Ancient DNA can last over a million years under the right conditions and has revolutionized scientists’ understanding of the past.

RNA, a temporary copy of a stretch of DNA, is more fragile and breaks down faster than DNA and, until recently, was not thought to last for any length of time.

In 2019, the team sequenced RNA from the skin of a 14,300-year-old wolf which was preserved in permafrost, but the latest research is the first time that RNA has been obtained from an animal that is now extinct.

Mármol Sánchez said the study is a proof of concept, and his colleagues now hope to obtain RNA from animals that died out much earlier, such as the woolly mammoth.

The research team was able to RNA sequence skin and skeletal muscle tissue from the sample and identify genes specific to the thylacine. This information forms part of what is known as the animal’s transcriptome, just as the information stored in DNA is known as the genome.

DNA is often described as the instructions for life contained in every cell of the body. Among other cellular functions, RNA produces proteins by making a copy of a particular section of DNA in a process known as transcription.

Understanding RNA allows scientists to piece together a more complete picture of the animal’s biology, Mármol Sánchez he said. He uses the analogy of a city where every restaurant is given one giant recipe book — the DNA. However, it is RNA that allows each restaurant to produce different dishes from this reference book.
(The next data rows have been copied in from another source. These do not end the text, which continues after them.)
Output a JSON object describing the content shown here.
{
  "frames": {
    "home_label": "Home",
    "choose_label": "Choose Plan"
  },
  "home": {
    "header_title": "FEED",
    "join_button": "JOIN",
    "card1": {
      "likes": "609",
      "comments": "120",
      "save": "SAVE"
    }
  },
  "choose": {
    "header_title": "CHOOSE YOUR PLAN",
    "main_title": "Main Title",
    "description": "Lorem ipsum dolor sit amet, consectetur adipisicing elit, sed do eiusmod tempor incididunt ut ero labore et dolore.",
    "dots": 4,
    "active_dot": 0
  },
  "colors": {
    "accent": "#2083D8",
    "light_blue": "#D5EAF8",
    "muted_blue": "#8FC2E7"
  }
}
“If you only focus on DNA, you won’t be able to capture the differences between all these restaurants,” said Mármol Sánchez. “With RNA… now you can go to a restaurant and taste food, taste paella, sushi or sandwiches.”

“You can learn a lot … by reading those recipes,” he added, “but you’re going to miss the actual bits of metabolism, biology, that all those restaurants or cells have between them.”